MOGADISHU - Somali President Hassan Sheikh Mohamud escaped unhurt Tuesday from an ambush on his heavily armoured convoy claimed by Al-Qaeda linked Islamists, the latest attack targeting the internationally backed leader.
Shebab gunmen claimed to have ambushed the convoy as it travelled to the port of Merka south of the capital and boasted of destroying vehicles with rocket-propelled grenades.
But officials said that the attack had failed and all in the presidential entourage were safe.
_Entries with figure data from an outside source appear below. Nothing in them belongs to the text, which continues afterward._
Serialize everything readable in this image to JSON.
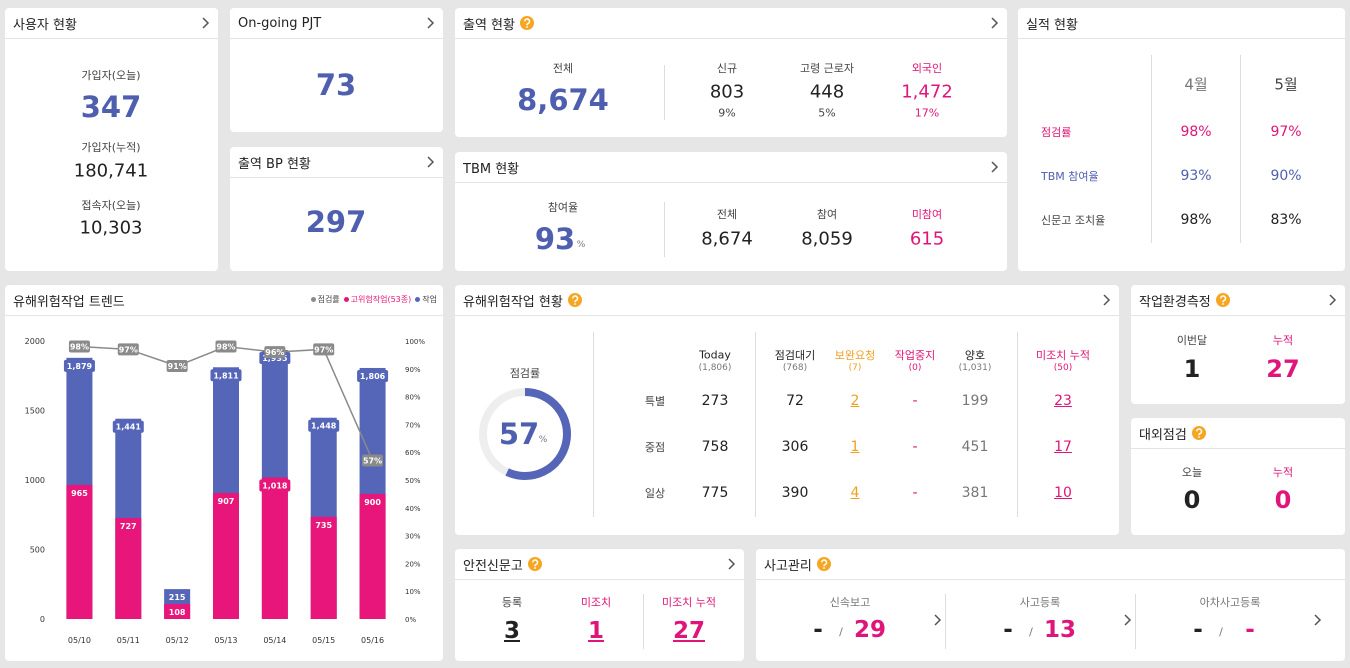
{
  "user_status": {
    "title": "사용자 현황",
    "items": [
      {
        "label": "가입자(오늘)",
        "value": "347"
      },
      {
        "label": "가입자(누적)",
        "value": "180,741"
      },
      {
        "label": "접속자(오늘)",
        "value": "10,303"
      }
    ]
  },
  "ongoing_pjt": {
    "title": "On-going PJT",
    "value": "73"
  },
  "bp_status": {
    "title": "출역 BP 현황",
    "value": "297"
  },
  "attendance": {
    "title": "출역 현황",
    "total": {
      "label": "전체",
      "value": "8,674"
    },
    "items": [
      {
        "label": "신규",
        "value": "803",
        "pct": "9%"
      },
      {
        "label": "고령 근로자",
        "value": "448",
        "pct": "5%"
      },
      {
        "label": "외국인",
        "value": "1,472",
        "pct": "17%"
      }
    ]
  },
  "tbm": {
    "title": "TBM 현황",
    "rate": {
      "label": "참여율",
      "value": "93",
      "unit": "%"
    },
    "items": [
      {
        "label": "전체",
        "value": "8,674"
      },
      {
        "label": "참여",
        "value": "8,059"
      },
      {
        "label": "미참여",
        "value": "615"
      }
    ]
  },
  "performance": {
    "title": "실적 현황",
    "columns": [
      "4월",
      "5월"
    ],
    "rows": [
      [
        "점검률",
        "98%",
        "97%"
      ],
      [
        "TBM 참여율",
        "93%",
        "90%"
      ],
      [
        "신문고 조치율",
        "98%",
        "83%"
      ]
    ]
  },
  "chart_data": {
    "type": "bar",
    "title": "유해위험작업 트렌드",
    "categories": [
      "05/10",
      "05/11",
      "05/12",
      "05/13",
      "05/14",
      "05/15",
      "05/16"
    ],
    "series": [
      {
        "name": "점검률",
        "type": "line",
        "axis": "y2",
        "color": "#8a8a8a",
        "values": [
          98,
          97,
          91,
          98,
          96,
          97,
          57
        ],
        "value_labels": [
          "98%",
          "97%",
          "91%",
          "98%",
          "96%",
          "97%",
          "57%"
        ]
      },
      {
        "name": "고위험작업(53종)",
        "color": "#e8157a",
        "values": [
          965,
          727,
          108,
          907,
          1018,
          735,
          900
        ],
        "value_labels": [
          "965",
          "727",
          "108",
          "907",
          "1,018",
          "735",
          "900"
        ]
      },
      {
        "name": "작업",
        "color": "#5565b8",
        "values": [
          1879,
          1441,
          215,
          1811,
          1935,
          1448,
          1806
        ],
        "value_labels": [
          "1,879",
          "1,441",
          "215",
          "1,811",
          "1,935",
          "1,448",
          "1,806"
        ]
      }
    ],
    "ylim": [
      0,
      2000
    ],
    "yticks": [
      0,
      500,
      1000,
      1500,
      2000
    ],
    "y2lim": [
      0,
      100
    ],
    "y2ticks": [
      {
        "value": 0,
        "label": "0%"
      },
      {
        "value": 10,
        "label": "10%"
      },
      {
        "value": 20,
        "label": "20%"
      },
      {
        "value": 30,
        "label": "30%"
      },
      {
        "value": 40,
        "label": "40%"
      },
      {
        "value": 50,
        "label": "50%"
      },
      {
        "value": 60,
        "label": "60%"
      },
      {
        "value": 70,
        "label": "70%"
      },
      {
        "value": 80,
        "label": "80%"
      },
      {
        "value": 90,
        "label": "90%"
      },
      {
        "value": 100,
        "label": "100%"
      }
    ],
    "grid": false,
    "legend": "top-right"
  },
  "hazard_status": {
    "title": "유해위험작업 현황",
    "gauge": {
      "label": "점검률",
      "value": 57,
      "unit": "%"
    },
    "columns": [
      {
        "label": "Today",
        "sub": "(1,806)"
      },
      {
        "label": "점검대기",
        "sub": "(768)"
      },
      {
        "label": "보완요청",
        "sub": "(7)"
      },
      {
        "label": "작업중지",
        "sub": "(0)"
      },
      {
        "label": "양호",
        "sub": "(1,031)"
      },
      {
        "label": "미조치 누적",
        "sub": "(50)"
      }
    ],
    "rows": [
      [
        "특별",
        "273",
        "72",
        "2",
        "-",
        "199",
        "23"
      ],
      [
        "중점",
        "758",
        "306",
        "1",
        "-",
        "451",
        "17"
      ],
      [
        "일상",
        "775",
        "390",
        "4",
        "-",
        "381",
        "10"
      ]
    ]
  },
  "work_env": {
    "title": "작업환경측정",
    "items": [
      {
        "label": "이번달",
        "value": "1"
      },
      {
        "label": "누적",
        "value": "27"
      }
    ]
  },
  "external": {
    "title": "대외점검",
    "items": [
      {
        "label": "오늘",
        "value": "0"
      },
      {
        "label": "누적",
        "value": "0"
      }
    ]
  },
  "sinmungo": {
    "title": "안전신문고",
    "items": [
      {
        "label": "등록",
        "value": "3"
      },
      {
        "label": "미조치",
        "value": "1"
      },
      {
        "label": "미조치 누적",
        "value": "27"
      }
    ]
  },
  "accident": {
    "title": "사고관리",
    "separator": "/",
    "items": [
      {
        "label": "신속보고",
        "left": "-",
        "right": "29"
      },
      {
        "label": "사고등록",
        "left": "-",
        "right": "13"
      },
      {
        "label": "아차사고등록",
        "left": "-",
        "right": "-"
      }
    ]
  }
}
"Gunmen tried to disrupt the president's trip ... but I can confirm the president and his delegation are well and reached their final destination Merka to have meetings with local community," said Somali army official Mohamed Qorey, speaking by telephone from Merka.
The president was travelling in an armoured convoy from the 17,700-strong African Union force (AMISOM) that fights alongside the Somali army against Shebab gunmen.
"We ambushed a convoy that was escorting the self-appointed Somali president," Shebab spokesman Abdulaziz Abu Musab told AFP.
The attack took place at the small settlement of Buffow, close to Merka, a former Shebab stronghold captured one year ago around 100 kilometres (60 miles) south of the capital.
"The presidential convoy was attacked but they have continued after about 15 minutes of heavy gunfire," said Ibrahim Adan, a resident of Buffow.
One Somali government soldier was wounded, according to local elder Omar Moalim.
Diplomatic sources played down the attacks saying it had consisted of little more than a roadside bomb.
Residents in Merka said Mohamud appeared in the port, greeting officials and residents as he toured the town.
"He was fine and well, meeting the people who had come to see him," said Nasir Abdirahmam, a resident of Merka.
Somalia's weak central government, selected in a UN-backed process in August 2012, has made some progress in Mogadishu but has little concrete influence outside the capital.
The government was the first to be given global recognition since the collapse of Somalia's hardline regime in 1991.
But the authorities have been dealt a number of setbacks in recent months, including a string of Shebab attacks, accusations of rape against the army and AU soldiers and a pull-out by aid workers because of a wave of kidnappings and killings.
Shebab fighters in May 2012 ambushed the convoy of Mohamud's predecessor, Sheikh Sharif Sheikh Ahmed, but the president escaped unharmed.
More recently, Shebab fighters have carried out a series of bombings, attacks and killings aimed at overthrowing the government.
UN Monitoring Group reports in July estimated the Shebab are still some 5,000 strong, and said they remain the "principal threat to peace and security to Somalia".
In June, Shebab suicide commandos carried out a brazen daylight attack on a fortified United Nations compound, and in July a suicide car bomber attacked a Turkish embassy complex in the city.
Last month Doctors Without Borders - an aid agency that has earned a reputation for working in the toughest of conditions - closed all its operations in the war-torn country, warning of growing insecurity.